2. もうすぐ昼の支度の頃合だが。
もうすぐ昼の支度の頃合だが。さて、どうしよう。
やっとかっと玄関に辿り着いた小さな訪問者を家に招き入れて、私は途方に暮れた。
子供への接し方が分からない。
何せ、こちとら独身だ。子育てどころか、結婚の経験も無い。
幼馴染み以外近所にチビっ子がいる環境でもなかったし、一人っ子の私は兄弟姉妹に揉まれて育つということもなかった。
私がチビだった頃? 日々に追われて忘れたよ。
どうすれば良いかホントに分からなくて、魔女ばあちゃんや友人達が紹介の為に連れて来る見知らぬ人を迎えた時と同じように振る舞う事にした。

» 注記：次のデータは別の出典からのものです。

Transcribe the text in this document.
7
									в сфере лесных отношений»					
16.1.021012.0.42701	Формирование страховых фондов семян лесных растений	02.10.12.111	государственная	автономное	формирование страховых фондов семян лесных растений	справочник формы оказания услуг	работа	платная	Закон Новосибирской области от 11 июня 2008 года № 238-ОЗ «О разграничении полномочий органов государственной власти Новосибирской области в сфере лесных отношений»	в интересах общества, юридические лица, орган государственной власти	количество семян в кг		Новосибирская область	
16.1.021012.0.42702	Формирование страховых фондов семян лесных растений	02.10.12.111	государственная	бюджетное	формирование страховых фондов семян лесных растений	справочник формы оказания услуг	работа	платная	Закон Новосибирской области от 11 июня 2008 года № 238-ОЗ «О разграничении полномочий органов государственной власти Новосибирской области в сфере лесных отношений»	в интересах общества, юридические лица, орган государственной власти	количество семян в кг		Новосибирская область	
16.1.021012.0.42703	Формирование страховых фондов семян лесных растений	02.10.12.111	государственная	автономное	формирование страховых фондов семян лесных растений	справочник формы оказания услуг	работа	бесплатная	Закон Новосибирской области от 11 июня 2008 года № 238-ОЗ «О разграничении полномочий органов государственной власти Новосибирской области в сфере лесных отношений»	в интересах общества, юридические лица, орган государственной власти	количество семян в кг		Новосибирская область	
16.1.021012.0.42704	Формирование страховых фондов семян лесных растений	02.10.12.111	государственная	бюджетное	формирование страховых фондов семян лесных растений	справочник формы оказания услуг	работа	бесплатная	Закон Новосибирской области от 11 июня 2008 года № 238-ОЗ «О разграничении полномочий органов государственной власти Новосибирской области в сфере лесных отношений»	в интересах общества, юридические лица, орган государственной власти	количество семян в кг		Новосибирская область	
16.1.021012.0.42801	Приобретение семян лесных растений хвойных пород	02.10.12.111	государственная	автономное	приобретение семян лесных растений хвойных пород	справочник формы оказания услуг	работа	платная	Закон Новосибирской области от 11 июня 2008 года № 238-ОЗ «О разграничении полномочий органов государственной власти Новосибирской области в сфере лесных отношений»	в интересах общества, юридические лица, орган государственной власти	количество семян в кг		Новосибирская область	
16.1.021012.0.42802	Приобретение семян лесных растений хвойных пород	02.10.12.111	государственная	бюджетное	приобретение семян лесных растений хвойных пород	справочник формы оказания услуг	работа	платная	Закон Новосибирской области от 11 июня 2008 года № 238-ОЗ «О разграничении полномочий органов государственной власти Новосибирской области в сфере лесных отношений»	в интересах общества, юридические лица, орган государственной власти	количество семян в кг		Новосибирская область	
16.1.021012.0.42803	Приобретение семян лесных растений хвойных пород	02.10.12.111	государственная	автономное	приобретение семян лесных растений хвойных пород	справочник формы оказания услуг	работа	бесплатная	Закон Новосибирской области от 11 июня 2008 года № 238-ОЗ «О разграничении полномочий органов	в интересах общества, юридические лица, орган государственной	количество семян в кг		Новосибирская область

「……私の事はミヒルと呼んでくれ。ところでココアとコーヒーとミルクとお茶どれがいい?」
椅子の座面に重そうなカバンを置いて、背もたれに外套と帽子を引っ掛けたハーディは、ポカンと私を見た。新緑色の目が真ん丸になっている。
あー、トートツ過ぎて解んなかったかな。
「飲み物は何が良い? お茶は、緑茶か紅茶か香茶。香辛料使うチャイも淹れられるし蜂蜜も砂糖もあるから、甘い味付けができるよ。ただ、街で流行っているらしい甘味飲料とやらは、さすがに無いんだ」
何かを言いかけたハーディのお腹が、ぐぅ、と鳴った。
……おおう。デっカイ音だな。
顔を真っ赤にして俯いた子供を横目に、私は食糧庫のドアを開けた。